James Mckenzie jjmckenzie51 at
Tue Nov 9 13:13:28 CST 2010

Charles Davis <cdavis at> wrote:
>There may be a problem with the way the authors.c file is generated on a
>Mac with GNU sed installed.
>On Mac OS X, the C locale's default encoding is MacRoman, not UTF-8.
>This has some pretty surprising consequences. For example, since the
>AUTHORS file contains UTF-8 multibyte sequences that aren't valid in the
>MacRoman encoding, GNU sed doesn't match those sequences in the .*
>regexp, and the authors.c file comes out wrong. Mac OS sed does not have
>this problem.
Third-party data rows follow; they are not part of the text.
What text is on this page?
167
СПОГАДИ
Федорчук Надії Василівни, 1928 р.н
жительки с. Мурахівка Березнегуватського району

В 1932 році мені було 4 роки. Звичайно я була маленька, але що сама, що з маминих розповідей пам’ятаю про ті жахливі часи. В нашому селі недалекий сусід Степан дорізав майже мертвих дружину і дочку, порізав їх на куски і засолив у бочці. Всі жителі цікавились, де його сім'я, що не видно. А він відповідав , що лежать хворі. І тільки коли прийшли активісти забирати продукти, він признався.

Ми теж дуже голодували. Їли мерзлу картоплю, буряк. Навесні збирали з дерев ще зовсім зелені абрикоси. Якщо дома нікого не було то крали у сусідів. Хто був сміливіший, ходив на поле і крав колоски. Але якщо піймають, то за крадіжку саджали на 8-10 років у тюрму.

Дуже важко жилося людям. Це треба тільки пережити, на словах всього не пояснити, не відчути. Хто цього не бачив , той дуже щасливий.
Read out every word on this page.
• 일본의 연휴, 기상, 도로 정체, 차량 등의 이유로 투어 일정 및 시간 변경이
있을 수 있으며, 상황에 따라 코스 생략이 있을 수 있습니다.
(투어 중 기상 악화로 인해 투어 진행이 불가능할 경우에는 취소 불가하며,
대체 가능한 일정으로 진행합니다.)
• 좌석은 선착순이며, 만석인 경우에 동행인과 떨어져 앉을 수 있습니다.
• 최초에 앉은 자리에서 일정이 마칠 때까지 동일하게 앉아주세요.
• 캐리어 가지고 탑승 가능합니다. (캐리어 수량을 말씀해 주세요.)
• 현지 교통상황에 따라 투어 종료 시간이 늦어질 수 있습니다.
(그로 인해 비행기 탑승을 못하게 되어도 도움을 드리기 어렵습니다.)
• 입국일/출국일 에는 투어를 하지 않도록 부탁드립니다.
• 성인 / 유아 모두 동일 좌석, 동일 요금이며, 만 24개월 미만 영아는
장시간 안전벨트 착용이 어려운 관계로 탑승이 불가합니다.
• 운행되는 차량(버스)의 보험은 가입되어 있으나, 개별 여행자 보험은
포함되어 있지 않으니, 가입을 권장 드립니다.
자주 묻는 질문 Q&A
So now I'm stuck changing the Makefile to use the system
>sed (in /usr/bin) instead of GNU sed.
I found this a long time ago.  Fink just modifies the Authors.c file to remove those sequences.

I went one better and removed GNU sed from my Mac (fink purge sed) as I found that MacOSX version of sed would do everything that GNU sed did and I did not have to edit the file.

>I could uninstall GNU sed, but there's one small problem. I have a
>Gentoo prefix set up. It is the reason I have GNU sed installed. If I
>install or upgrade practically anything in my Gentoo prefix, then GNU
>sed will just get pulled right back in.
>Reading the manual for GNU sed tells me that this is by design and that
>this behavior--not matching characters that are invalid in the current
>locale--is in fact mandated by POSIX. If that's the case, then the
>LC_ALL= statement in the Makefile needs to change. To what, I don't
>know. I'm hoping one of you has an idea.
>If you think, however, that this is a bug in GNU sed, then I will gladly
>write a report to the maintainer about it.
No, it is not a bug in GNU sed.  The authors.c file needs to have the erroneous characters for the language used by MacOSX changed to be acceptable?

James McKenzie